Characterisation of plasma-based actuators

Characterisation studies are essential towards elucidating the underlying physical processes governing the operation of plasma actuators. Additionally, they provide insight into the effect of operational parameters (geometry, materials, electrical power etc.) on the performance of the actuator. Contributions will focus on recent characterisation studies, encompassing mechanical, electrical and thermal properties of plasma actuators. 

  •   Mechanical (thrust and velocity) measurements (AC-DBD, DC corona, spark)
  •   Electrical (power, discharge regime, spectroscopy) (all types) characterisation studies
  •   Thermal characterisation (spark, ns-DBD)
  •   Body-force extraction techniques (AC-DBD, DC-corona)
  •   Influence of ambient conditions on performance (all types)
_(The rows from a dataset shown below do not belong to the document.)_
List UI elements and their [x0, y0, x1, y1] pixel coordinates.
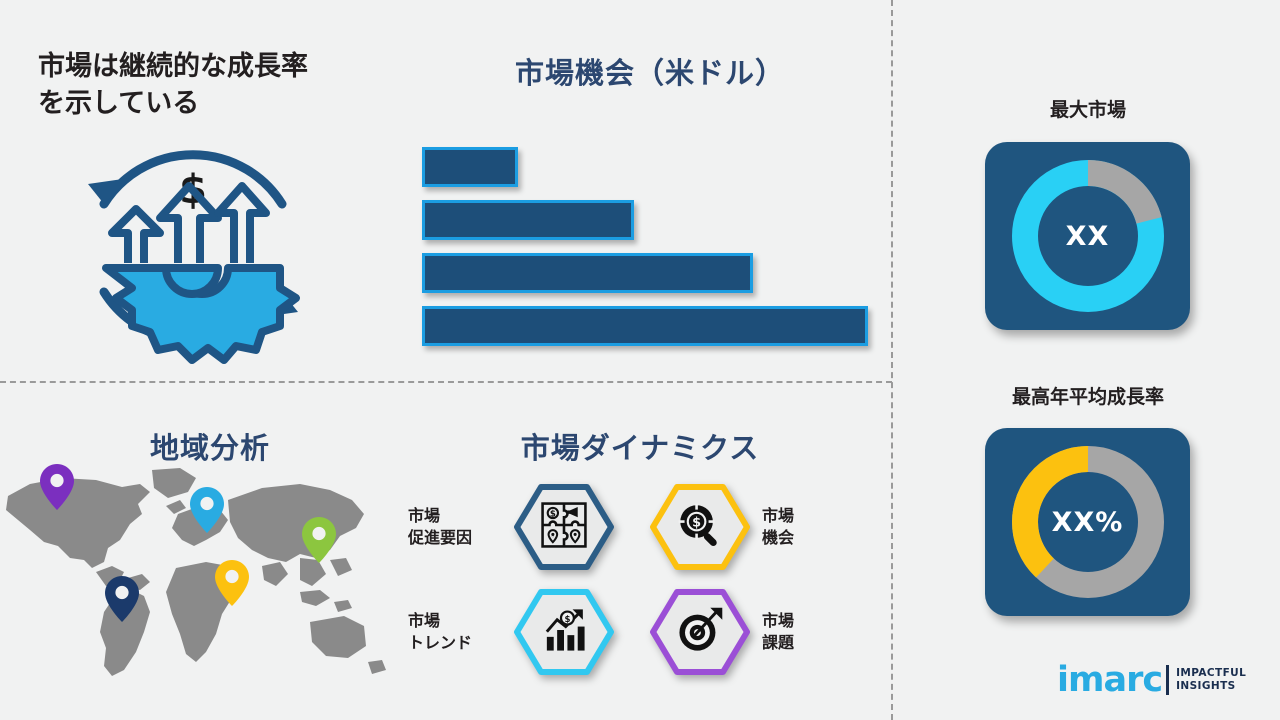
- horizontal-divider: [0, 381, 892, 383]
- slide-canvas: 市場は継続的な成長率 を示している $ 市場機会（米ドル） 地域分析: [0, 0, 1280, 720]
- dynamics-hexagon[interactable]: [650, 589, 750, 675]
- region-title: 地域分析: [150, 425, 270, 467]
- dollar-magnifier-icon: $: [676, 501, 724, 553]
- logo-tagline: IMPACTFUL INSIGHTS: [1176, 667, 1246, 693]
- logo-wordmark: imarc: [1057, 663, 1162, 698]
- pin-south-america: [105, 576, 139, 622]
- pin-north-america: [40, 464, 74, 510]
- dynamics-item[interactable]: 市場 課題: [650, 589, 856, 675]
- bar-1: [422, 147, 518, 187]
- opportunity-title: 市場機会（米ドル）: [420, 50, 880, 92]
- dynamics-item-label: 市場 トレンド: [408, 610, 502, 653]
- opportunity-bar-chart: [422, 147, 882, 347]
- world-map: [0, 462, 400, 697]
- pin-east-asia: [302, 517, 336, 563]
- kpi-caption: 最高年平均成長率: [958, 382, 1218, 409]
- growth-title: 市場は継続的な成長率 を示している: [38, 48, 388, 123]
- bar-3: [422, 253, 753, 293]
- dynamics-item[interactable]: $市場 機会: [650, 484, 856, 570]
- dynamics-hexagon[interactable]: $: [650, 484, 750, 570]
- dynamics-item[interactable]: 市場 トレンド$: [408, 589, 614, 675]
- vertical-divider: [891, 0, 893, 720]
- dynamics-item[interactable]: 市場 促進要因$: [408, 484, 614, 570]
- bar-chart-growth-icon: $: [540, 606, 588, 658]
- svg-text:$: $: [550, 509, 556, 519]
- dynamics-item-label: 市場 促進要因: [408, 505, 502, 548]
- kpi-card: XX%: [985, 428, 1190, 616]
- kpi-value: XX: [985, 221, 1190, 252]
- target-arrow-icon: [676, 606, 724, 658]
- growth-cycle-gear-icon: $: [68, 128, 318, 368]
- dynamics-item-label: 市場 機会: [762, 505, 856, 548]
- bar-4: [422, 306, 868, 346]
- dynamics-title: 市場ダイナミクス: [420, 425, 860, 467]
- logo-tagline-line2: INSIGHTS: [1176, 680, 1246, 693]
- kpi-card: XX: [985, 142, 1190, 330]
- dynamics-item-label: 市場 課題: [762, 610, 856, 653]
- logo-tagline-line1: IMPACTFUL: [1176, 667, 1246, 680]
- svg-text:$: $: [692, 516, 701, 531]
- pin-europe: [190, 487, 224, 533]
- svg-text:$: $: [564, 615, 570, 625]
- bar-2: [422, 200, 634, 240]
- dynamics-hexagon[interactable]: $: [514, 484, 614, 570]
- kpi-caption: 最大市場: [958, 95, 1218, 122]
- kpi-value: XX%: [985, 507, 1190, 538]
- dynamics-hexagon[interactable]: $: [514, 589, 614, 675]
- puzzle-pieces-icon: $: [540, 501, 588, 553]
- imarc-logo: imarc IMPACTFUL INSIGHTS: [1057, 657, 1257, 703]
- pin-middle-east: [215, 560, 249, 606]
- logo-divider: [1166, 665, 1169, 695]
Development of plasma-based actuators

By extending the basic morphology of the different types of plasma actuators, several variations have been proposed, towards improving or altering the performance. Novel concepts based on new materials, geometries, power supplies etc. have been proposed. Work that demonstrates the potential of novel concepts and disseminates ideas for further development is encouraged for this topic. Additionally, attention will be given to aspects such as reliability, robustness, and manufacturing techniques, which might not affect the performance of the actuators but certainly enhance their industrial application potential.

  •   New actuation concepts (configuration, geometry, waveforms, power supplies)
  •   New materials (electrodes, dielectrics)
  •   New manufacturing techniques (printed actuators, deposition techniques, materials)
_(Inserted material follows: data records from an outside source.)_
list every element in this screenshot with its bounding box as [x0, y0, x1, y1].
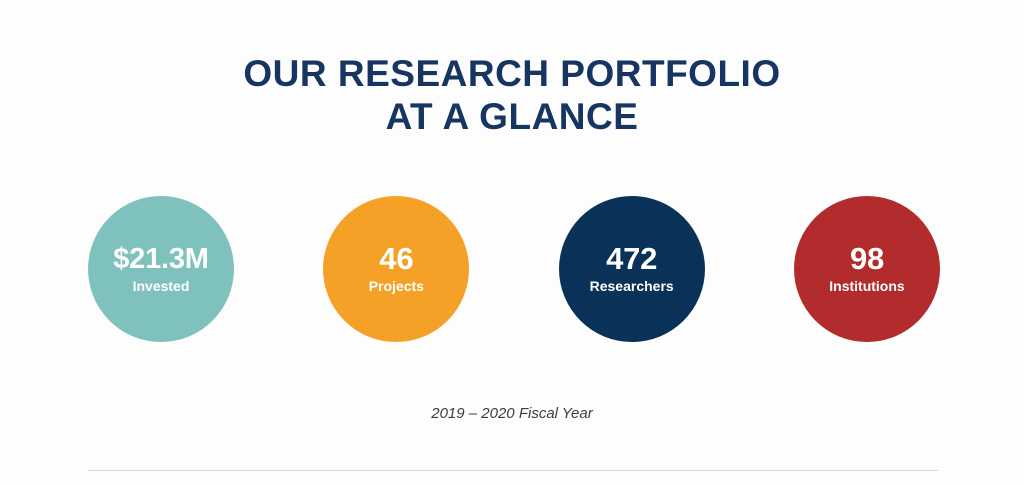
fiscal-year-caption: 2019 – 2020 Fiscal Year [0, 404, 1024, 424]
stat-circle-invested: $21.3M Invested [88, 196, 234, 342]
stat-value-institutions: 98 [850, 243, 884, 275]
stat-value-invested: $21.3M [113, 243, 209, 275]
stat-label-invested: Invested [133, 277, 190, 295]
stat-label-projects: Projects [369, 277, 424, 295]
stat-circle-projects: 46 Projects [323, 196, 469, 342]
stat-value-researchers: 472 [606, 243, 657, 275]
title-line-2: At a Glance [0, 95, 1024, 138]
bottom-divider [88, 470, 938, 471]
stats-row: $21.3M Invested 46 Projects 472 Research… [88, 196, 940, 342]
page-title: Our Research Portfolio At a Glance [0, 52, 1024, 138]
stat-value-projects: 46 [379, 243, 413, 275]
stat-circle-researchers: 472 Researchers [559, 196, 705, 342]
stat-label-researchers: Researchers [590, 277, 674, 295]
title-line-1: Our Research Portfolio [0, 52, 1024, 95]
infographic-canvas: Our Research Portfolio At a Glance $21.3… [0, 0, 1024, 484]
stat-circle-institutions: 98 Institutions [794, 196, 940, 342]
stat-label-institutions: Institutions [829, 277, 904, 295]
Modelling of plasma-based actuators

Numerical and theoretical modelling of the operation of plasma actuators is necessary towards understanding the dynamic plasma formation processes. Additionally, simplified models of the actuators (i.e. body force distributions for AC-DBD actuators) are indispensable for the account of their effect in CFD simulations. Work presented under this topic can focus on a wide range of models spanning from analytical or phenomenological to highly complex first-principles models, for all types of plasma-based actuators.

  •   Analytical and phenomenological models
  •   Hybrid models
  •   First-principles models

Application of plasma-based actuators

Finally, plasma actuators are intended for active flow control. In this topic, focus will be given on application cases in laboratory and industrial conditions. The session will be cover laboratory flow control objectives, such as lift enhancement or drag reduction. Additionally, focus will be given on industrial application efforts, whether these are in experimental or production stage.

  •   Lift and drag control
  •   Laminar-turbulent transition control
  •   Turbulent flow control
  •   Noise and jet control
  •   Wind energy applications
  •   Internal flow applications
  •   Industrial application cases